Songs of Eretz Poetry Review is pleased to present “Rain” by F.J. Bergmann.  Bergmann edits poetry for Mobius: The Journal of Social Change and imagines tragedies on or near exoplanets. Her work appears irregularly in Analog, Asimov's, Polu Texni, Pulp Literature, Silver Blade, and elsewhere. Her “A Catalogue of the Further Suns,” a collection of dystopian first-contact reports, won the 2017 Gold Line Press poetry chapbook contest.  Visit her at

"Chip" Watercolor & Ink on Paper
By J. Artemus Gordon
F.J. Bergmann

An empty stoneware coffee cup has a chip in it.
The chair is shabby, but the vinyl floor is clean.
The year resumes its journey toward the infinite;
the guy behind the counter leafs through a magazine.

The counterman reads dating tips in his magazine;
there’s not much business at this time of day.
The faded chair is dirty, but the floor is clean.
Small black coffee, to go—he wishes she would stay.

A small black cat moved in; he hopes that she will stay
at least until the rains stop and the weather’s warm.
Customers come in more often later in the day.
Water streams down windows as they gaze out at the storm.

They sip their coffee slowly and stare out at the storm.
A white-striped green umbrella drips water on the floor.
The woman near the radiator moves closer to get warm.
Her worried eyes keep glancing toward the door.

She thinks her missing husband might come through the door.
That last time they argued, he just up and went.
The green-and-white umbrella left puddles on the floor.
In her purse is an old letter that her daughter sent.

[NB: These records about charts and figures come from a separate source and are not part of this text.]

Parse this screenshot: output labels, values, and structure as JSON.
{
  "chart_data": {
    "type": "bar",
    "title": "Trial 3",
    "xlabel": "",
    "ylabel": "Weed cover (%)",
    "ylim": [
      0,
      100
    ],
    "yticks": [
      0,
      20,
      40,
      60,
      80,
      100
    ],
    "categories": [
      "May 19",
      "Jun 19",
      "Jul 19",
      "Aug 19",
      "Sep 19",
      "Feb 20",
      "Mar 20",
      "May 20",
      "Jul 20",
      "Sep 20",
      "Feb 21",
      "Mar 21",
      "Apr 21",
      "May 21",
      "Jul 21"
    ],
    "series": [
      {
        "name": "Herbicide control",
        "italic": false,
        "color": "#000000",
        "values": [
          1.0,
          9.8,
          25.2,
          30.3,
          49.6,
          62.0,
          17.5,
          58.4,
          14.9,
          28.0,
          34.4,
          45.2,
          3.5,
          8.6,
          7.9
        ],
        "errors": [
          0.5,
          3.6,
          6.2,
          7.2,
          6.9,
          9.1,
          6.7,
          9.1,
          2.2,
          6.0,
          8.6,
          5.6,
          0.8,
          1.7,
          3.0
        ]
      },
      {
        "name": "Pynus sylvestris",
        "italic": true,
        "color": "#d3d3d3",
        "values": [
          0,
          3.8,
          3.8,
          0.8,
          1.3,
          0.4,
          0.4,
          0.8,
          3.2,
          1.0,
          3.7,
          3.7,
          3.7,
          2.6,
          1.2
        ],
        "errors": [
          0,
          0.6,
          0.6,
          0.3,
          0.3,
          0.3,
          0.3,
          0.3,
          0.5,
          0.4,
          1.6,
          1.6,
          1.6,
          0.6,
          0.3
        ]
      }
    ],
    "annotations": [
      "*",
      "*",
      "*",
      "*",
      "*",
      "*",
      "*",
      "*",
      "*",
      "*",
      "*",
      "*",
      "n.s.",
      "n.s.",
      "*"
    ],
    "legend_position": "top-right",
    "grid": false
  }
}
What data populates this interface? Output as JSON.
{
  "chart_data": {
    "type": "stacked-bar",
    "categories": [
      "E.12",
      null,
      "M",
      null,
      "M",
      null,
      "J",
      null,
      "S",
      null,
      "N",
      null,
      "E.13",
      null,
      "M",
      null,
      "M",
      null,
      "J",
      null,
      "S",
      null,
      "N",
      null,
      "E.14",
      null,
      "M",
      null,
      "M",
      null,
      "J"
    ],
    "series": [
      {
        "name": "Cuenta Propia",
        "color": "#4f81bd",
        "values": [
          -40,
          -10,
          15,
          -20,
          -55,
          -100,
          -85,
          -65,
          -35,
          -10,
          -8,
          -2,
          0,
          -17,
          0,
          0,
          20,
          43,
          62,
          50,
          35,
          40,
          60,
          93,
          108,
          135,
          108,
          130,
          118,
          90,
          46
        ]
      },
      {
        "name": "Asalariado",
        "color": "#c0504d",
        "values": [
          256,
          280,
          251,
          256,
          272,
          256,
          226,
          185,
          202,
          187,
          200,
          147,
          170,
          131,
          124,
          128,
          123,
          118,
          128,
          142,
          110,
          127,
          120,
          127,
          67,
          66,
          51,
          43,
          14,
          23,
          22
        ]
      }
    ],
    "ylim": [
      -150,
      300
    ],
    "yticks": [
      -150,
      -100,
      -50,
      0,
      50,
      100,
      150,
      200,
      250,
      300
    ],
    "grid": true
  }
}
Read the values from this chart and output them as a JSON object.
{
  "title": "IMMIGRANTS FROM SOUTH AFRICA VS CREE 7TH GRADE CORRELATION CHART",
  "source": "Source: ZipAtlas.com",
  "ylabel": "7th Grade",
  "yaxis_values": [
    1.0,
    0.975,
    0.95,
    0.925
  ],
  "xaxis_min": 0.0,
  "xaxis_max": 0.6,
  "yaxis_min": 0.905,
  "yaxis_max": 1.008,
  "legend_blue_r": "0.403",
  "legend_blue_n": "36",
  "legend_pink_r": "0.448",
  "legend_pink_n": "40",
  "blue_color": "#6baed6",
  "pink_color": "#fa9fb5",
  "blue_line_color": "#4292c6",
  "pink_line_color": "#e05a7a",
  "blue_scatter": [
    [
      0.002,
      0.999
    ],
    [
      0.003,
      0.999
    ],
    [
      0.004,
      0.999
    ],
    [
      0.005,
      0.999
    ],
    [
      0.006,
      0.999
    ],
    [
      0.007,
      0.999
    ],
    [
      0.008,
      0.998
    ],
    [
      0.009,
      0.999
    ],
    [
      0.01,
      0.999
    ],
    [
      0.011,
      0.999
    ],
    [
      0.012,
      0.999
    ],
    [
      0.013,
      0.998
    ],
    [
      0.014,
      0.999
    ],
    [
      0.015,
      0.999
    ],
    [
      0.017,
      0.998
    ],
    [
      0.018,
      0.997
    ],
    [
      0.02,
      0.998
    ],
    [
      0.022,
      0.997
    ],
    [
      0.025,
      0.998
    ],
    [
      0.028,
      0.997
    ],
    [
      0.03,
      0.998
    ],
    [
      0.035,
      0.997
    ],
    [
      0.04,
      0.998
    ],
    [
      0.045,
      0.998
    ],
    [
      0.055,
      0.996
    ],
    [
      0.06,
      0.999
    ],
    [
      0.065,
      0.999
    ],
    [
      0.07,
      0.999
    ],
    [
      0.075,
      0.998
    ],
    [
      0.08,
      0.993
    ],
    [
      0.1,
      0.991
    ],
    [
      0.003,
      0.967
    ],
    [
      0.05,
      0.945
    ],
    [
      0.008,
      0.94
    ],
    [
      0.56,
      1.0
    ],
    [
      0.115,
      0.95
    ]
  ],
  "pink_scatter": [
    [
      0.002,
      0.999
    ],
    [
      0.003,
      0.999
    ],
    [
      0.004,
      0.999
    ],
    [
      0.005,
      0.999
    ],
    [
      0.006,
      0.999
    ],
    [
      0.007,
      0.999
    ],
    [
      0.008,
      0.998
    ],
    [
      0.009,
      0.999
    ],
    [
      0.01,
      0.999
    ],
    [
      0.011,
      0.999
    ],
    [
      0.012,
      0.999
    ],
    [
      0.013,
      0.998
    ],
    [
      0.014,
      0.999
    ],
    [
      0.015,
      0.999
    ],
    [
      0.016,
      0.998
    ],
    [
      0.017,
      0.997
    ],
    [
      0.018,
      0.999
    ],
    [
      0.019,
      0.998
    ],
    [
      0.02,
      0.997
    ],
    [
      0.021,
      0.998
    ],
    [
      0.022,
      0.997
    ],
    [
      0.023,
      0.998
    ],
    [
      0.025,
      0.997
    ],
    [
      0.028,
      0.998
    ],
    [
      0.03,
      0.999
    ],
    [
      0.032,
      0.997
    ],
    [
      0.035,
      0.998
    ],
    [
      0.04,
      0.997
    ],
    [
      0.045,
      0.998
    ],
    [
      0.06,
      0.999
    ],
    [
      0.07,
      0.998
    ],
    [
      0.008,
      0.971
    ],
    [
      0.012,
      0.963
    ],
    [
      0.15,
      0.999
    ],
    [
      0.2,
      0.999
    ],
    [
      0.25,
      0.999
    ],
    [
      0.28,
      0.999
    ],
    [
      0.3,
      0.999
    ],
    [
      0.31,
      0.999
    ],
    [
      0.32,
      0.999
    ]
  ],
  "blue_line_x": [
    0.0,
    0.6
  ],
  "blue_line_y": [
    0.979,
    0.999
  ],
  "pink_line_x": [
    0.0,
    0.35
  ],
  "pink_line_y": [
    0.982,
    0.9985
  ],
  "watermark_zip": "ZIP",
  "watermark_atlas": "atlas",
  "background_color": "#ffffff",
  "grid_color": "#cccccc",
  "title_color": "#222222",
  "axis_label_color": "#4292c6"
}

Her pregnant daughter’s letter seemed to assent
to moving back home, bringing the baby with her.
She must have lost her courage after her lover was sent
back to prison. She was under the weather

with morning sickness; she must have wondered whether
it was easier just to turn on the gas and go to sleep
than to wait and wait, watching their lives wither,
easier to splint her limping strength enough to leap

over the wall between the two dark worlds,
falling from less than twenty years into the infinite
spin of stars spiraling like cream that swirls
into black coffee, in a cup that has a chip in it.

Poet’s Notes:  This loose pantoum, using variant lines to indicate temporal progression, is a fictionalized extrapolation from a reported suicide I read about in a Maryland newspaper many years ago.